Hohoff Ariane, Rabe Heike, Ehmer Ulrike, Harms Erik
Poliklinik für Kieferorthopädie, Universitätsklinikum, Westfälische Wilhelms-Universität, Münster, Germany.
Head Face Med. 2005 Oct 28;1:9. doi: 10.1186/1746-160X-1-9.
Well-designed clinical studies on the palatal development in preterm and low birthweight infants are desirable because the literature is characterized by contradictory results. It could be shown that knowledge about 'normal' palatal development is still weak as well (Part 1). The objective of this review is therefore to contribute a fundamental analysis of methodologies, confounding factors, and outcomes of studies on palatal development in preterm and low birthweight infants.

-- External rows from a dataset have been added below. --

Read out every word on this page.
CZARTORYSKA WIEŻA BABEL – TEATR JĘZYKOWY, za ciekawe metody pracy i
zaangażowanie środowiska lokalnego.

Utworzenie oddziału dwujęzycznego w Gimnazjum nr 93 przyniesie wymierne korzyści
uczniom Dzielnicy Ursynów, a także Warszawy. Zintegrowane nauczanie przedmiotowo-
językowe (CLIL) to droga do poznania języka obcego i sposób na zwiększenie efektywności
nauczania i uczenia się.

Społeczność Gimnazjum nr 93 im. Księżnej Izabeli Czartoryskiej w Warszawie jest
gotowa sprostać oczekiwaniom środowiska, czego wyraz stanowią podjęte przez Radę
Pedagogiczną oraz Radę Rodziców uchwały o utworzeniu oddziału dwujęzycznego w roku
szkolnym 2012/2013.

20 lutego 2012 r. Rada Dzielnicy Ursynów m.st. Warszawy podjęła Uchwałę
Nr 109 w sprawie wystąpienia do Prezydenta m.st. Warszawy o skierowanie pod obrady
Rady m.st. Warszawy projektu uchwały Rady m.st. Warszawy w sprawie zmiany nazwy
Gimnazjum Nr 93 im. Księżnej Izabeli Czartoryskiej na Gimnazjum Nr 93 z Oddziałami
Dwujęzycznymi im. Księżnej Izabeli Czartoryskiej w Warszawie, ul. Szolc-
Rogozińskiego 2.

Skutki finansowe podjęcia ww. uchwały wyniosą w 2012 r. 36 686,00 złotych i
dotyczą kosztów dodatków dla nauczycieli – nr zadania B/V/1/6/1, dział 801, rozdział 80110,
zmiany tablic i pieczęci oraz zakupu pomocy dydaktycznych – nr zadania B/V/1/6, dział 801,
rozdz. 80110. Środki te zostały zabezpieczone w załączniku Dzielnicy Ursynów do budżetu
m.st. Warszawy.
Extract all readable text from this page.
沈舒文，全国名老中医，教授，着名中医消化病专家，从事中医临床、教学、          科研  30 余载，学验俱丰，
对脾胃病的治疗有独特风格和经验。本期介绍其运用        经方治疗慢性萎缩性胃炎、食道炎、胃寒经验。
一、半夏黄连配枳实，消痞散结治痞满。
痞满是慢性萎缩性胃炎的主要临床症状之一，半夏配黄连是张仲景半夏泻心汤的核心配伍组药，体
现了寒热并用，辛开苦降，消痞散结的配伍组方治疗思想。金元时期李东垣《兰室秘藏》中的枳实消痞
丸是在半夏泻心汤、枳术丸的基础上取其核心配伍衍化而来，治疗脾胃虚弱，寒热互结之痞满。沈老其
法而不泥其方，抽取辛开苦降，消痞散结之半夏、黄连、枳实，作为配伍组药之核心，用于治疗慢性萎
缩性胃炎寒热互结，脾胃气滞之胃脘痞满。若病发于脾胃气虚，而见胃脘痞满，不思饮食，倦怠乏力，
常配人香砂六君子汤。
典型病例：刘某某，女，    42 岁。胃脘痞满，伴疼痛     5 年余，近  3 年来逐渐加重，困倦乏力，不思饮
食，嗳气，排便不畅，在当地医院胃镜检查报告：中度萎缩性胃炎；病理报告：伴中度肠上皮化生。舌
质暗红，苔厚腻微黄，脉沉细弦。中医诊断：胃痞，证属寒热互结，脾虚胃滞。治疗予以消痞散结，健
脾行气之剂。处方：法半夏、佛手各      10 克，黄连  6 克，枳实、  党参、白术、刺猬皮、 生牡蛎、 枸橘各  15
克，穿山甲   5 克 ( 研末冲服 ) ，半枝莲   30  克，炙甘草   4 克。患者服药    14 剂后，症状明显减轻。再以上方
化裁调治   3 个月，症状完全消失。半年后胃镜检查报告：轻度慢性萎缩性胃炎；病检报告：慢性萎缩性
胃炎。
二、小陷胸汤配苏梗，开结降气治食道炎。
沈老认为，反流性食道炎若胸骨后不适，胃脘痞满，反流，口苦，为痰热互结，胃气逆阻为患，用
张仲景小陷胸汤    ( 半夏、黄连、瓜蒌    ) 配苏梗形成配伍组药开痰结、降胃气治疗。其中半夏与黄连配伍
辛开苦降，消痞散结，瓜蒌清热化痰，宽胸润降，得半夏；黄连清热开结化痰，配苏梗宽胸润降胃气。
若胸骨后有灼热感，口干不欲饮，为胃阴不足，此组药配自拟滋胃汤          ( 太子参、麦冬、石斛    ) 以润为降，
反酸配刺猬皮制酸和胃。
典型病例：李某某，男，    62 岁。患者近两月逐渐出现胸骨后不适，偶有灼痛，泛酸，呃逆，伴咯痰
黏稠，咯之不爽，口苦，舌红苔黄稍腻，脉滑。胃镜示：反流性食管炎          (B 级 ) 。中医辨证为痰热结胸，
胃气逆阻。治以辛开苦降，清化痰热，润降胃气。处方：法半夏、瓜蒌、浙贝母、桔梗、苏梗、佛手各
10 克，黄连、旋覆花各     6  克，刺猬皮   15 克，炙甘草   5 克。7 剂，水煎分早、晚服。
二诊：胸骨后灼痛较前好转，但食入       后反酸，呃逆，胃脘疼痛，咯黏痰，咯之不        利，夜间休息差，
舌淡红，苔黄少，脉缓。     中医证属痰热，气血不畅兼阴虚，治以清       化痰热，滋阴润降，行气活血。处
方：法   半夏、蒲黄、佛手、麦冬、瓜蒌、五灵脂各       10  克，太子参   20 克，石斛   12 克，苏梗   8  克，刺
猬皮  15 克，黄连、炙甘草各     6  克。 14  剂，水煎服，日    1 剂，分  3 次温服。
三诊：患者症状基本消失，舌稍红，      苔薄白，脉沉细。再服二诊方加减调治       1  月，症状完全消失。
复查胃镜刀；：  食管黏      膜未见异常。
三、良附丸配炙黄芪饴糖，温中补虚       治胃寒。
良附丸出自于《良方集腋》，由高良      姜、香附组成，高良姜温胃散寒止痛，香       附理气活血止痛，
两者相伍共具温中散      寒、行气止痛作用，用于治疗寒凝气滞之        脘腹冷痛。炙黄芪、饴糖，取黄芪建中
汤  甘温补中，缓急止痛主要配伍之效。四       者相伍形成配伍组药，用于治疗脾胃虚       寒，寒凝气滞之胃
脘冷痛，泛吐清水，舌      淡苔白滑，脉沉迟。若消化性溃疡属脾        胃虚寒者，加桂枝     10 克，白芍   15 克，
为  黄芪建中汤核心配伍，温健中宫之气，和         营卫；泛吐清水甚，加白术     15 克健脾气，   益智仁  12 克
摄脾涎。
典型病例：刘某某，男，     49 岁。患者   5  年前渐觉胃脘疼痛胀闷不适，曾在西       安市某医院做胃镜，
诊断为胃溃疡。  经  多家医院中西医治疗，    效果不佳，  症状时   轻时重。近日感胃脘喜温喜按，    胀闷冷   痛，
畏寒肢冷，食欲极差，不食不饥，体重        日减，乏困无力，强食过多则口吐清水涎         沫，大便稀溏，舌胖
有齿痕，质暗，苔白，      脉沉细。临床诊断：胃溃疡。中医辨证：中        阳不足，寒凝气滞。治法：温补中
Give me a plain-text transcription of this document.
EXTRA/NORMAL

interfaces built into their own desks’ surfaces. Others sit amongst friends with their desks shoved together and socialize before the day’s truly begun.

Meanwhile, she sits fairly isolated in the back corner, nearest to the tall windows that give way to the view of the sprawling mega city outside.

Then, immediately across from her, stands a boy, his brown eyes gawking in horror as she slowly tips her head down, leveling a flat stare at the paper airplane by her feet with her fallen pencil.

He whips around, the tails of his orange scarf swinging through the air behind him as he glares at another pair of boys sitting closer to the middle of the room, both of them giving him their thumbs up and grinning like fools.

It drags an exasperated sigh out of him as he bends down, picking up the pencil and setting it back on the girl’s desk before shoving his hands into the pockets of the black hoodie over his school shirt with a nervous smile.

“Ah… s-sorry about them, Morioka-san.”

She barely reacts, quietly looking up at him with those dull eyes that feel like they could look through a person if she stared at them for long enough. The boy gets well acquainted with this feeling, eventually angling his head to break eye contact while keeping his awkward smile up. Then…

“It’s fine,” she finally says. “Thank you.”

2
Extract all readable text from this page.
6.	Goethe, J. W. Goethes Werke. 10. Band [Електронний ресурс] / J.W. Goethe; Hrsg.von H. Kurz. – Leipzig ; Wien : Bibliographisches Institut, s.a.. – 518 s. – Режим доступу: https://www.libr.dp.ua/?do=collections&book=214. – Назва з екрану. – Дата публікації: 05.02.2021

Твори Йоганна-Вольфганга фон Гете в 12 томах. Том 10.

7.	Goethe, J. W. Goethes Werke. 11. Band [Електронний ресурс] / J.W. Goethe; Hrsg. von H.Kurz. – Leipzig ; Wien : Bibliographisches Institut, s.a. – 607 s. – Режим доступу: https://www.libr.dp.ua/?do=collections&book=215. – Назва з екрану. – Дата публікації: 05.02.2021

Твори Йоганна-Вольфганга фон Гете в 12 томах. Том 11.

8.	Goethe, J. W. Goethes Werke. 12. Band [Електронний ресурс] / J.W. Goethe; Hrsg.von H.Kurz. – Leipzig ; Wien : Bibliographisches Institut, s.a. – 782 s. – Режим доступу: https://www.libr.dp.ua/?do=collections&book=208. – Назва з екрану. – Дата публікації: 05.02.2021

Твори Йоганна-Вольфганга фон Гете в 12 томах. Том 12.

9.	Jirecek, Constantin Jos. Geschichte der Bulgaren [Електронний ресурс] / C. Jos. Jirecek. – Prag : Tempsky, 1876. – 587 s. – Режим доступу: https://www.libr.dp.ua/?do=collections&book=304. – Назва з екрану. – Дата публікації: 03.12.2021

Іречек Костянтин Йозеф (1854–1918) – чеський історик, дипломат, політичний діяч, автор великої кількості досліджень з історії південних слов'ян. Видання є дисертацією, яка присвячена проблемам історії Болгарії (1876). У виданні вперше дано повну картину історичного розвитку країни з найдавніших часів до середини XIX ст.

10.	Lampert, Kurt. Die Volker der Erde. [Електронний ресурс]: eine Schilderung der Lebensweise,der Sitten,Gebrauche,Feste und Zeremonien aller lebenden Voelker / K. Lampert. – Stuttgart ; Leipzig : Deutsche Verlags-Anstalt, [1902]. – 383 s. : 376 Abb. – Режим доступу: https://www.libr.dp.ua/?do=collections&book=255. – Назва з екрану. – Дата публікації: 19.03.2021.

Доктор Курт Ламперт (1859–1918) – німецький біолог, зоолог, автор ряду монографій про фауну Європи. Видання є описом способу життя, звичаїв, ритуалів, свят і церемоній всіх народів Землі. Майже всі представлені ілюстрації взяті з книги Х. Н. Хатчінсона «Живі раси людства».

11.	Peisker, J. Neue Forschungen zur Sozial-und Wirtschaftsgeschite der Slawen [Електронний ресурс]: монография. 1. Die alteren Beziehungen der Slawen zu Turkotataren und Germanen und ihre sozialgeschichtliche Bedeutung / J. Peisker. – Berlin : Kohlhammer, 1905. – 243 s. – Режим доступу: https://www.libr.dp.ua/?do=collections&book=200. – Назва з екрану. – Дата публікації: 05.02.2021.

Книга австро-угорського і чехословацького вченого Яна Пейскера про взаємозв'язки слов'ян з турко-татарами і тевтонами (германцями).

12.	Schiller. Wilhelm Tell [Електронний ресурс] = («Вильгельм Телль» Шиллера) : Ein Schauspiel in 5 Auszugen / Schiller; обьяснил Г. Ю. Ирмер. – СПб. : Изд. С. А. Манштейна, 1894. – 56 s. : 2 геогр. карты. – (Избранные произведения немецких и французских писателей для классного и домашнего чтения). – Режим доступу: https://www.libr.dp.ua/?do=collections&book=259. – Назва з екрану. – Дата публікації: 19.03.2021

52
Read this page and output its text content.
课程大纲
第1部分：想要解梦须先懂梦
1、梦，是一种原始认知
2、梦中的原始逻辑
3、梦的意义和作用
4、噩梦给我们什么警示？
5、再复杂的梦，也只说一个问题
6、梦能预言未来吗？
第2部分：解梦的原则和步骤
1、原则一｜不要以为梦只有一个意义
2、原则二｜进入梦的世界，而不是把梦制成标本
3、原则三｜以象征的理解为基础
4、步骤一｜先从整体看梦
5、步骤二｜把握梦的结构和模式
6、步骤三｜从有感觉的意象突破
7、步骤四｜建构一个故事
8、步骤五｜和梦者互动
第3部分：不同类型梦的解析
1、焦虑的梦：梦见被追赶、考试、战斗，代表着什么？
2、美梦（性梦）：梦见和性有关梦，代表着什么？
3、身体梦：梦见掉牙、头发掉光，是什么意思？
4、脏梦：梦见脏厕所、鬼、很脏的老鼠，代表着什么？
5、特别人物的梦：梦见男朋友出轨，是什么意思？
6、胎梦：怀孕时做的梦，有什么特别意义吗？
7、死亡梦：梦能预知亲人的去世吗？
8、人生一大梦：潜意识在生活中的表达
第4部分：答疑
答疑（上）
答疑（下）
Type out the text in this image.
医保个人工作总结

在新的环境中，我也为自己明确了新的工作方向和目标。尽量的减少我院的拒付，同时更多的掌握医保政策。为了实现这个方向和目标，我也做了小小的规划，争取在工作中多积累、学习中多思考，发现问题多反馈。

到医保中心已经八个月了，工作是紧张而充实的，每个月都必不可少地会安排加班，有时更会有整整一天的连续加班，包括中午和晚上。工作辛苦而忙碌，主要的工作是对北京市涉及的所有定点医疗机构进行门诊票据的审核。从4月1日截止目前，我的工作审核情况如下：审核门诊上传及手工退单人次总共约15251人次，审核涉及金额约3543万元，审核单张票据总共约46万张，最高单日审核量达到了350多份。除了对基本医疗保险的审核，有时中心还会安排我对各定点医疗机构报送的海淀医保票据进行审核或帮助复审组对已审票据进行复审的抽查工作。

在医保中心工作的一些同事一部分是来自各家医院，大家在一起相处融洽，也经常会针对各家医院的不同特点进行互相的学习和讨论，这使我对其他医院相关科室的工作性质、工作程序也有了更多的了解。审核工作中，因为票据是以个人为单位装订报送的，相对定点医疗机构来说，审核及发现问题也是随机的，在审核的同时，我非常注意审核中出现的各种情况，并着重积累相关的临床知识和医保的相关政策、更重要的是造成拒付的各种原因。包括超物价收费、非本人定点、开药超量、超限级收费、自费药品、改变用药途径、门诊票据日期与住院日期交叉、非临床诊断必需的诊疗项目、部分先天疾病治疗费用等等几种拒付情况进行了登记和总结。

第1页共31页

An electronic literature search as well as hand searches were performed based on Cochrane search strategies including sources of more than a century in English, German, and French. Original data were recalculated from studies which primarily dealt with both preterm and term infants. The extracted data, especially those from non-English paper sources, were provided unfiltered for comparison.
Seventy-eight out of 155 included articles were analyzed for palatal morphology of preterm infants. Intubation, feeding tubes, feeding mode, tube characteristics, restriction of oral functions, kind of diet, cranial form and birthweight were seen as causes contributing to altered palatal morphology. Changes associated with intubation concern length, depth, width, asymmetry, crossbite, and contour of the palate. The phenomenon 'grooving' has also been described as a complication associated with oral intubation. However, this phenomenon suffers from lack of a clear-cut definition. Head flattening, pressure from the oral tube, pathologic or impaired tongue function, and broadening of the alveolar ridges adjacent to the tube have been raised as causes of 'grooving'. Metrically, the palates of intubated preterm infants remain narrower, which has been examined up to the age of the late mixed dentition.
There is no evidence that would justify the exclusion of any of the raised causes contributing to palatal alteration. Thus, early orthodontic and logopedic control of formerly orally intubated preterm infants is recommended, as opposed to non-intubated infants. From the orthodontic point of view, nasal intubation should be favored. The role that palatal protection plates and pressure-dispersing pads for the head have in palatal development remains unclear.
由于现有文献结果相互矛盾,因此需要针对早产儿和低体重儿的腭部发育开展设计完善的临床研究。同时也表明,关于“正常”腭部发育的认知依然薄弱(第一部分)。因此,本综述的目的是对早产儿和低体重儿腭部发育研究的方法、混杂因素及结果进行基础分析。
根据Cochrane检索策略进行电子文献检索及手工检索,检索来源包括一个多世纪以来的英文、德文和法文资料。对主要涉及早产儿和足月儿的研究重新计算原始数据。提取的数据,尤其是非英文文献来源的数据,未经筛选直接提供以供比较。
对155篇纳入文章中的78篇进行了早产儿腭部形态分析。插管、喂食管、喂养方式、导管特性、口腔功能受限、饮食种类、颅骨形态和出生体重被视为导致腭部形态改变的原因。与插管相关的变化涉及腭部的长度、深度、宽度、不对称性、反咬合及轮廓。“沟纹”现象也被描述为与口腔插管相关的并发症。然而,这一现象缺乏明确的定义。头部扁平、口腔导管的压力、病理性或受损的舌功能以及导管附近牙槽嵴变宽被认为是“沟纹”产生的原因。从测量角度来看,插管早产儿的腭部在混合牙列晚期之前一直较窄。
没有证据表明可以排除任何已提出的导致腭部改变的原因。因此,与未插管婴儿相比,建议对曾接受口腔插管的早产儿进行早期正畸和言语治疗控制。从正畸角度来看,应优先选择鼻插管。腭部保护板和头部压力分散垫在腭部发育中的作用尚不清楚。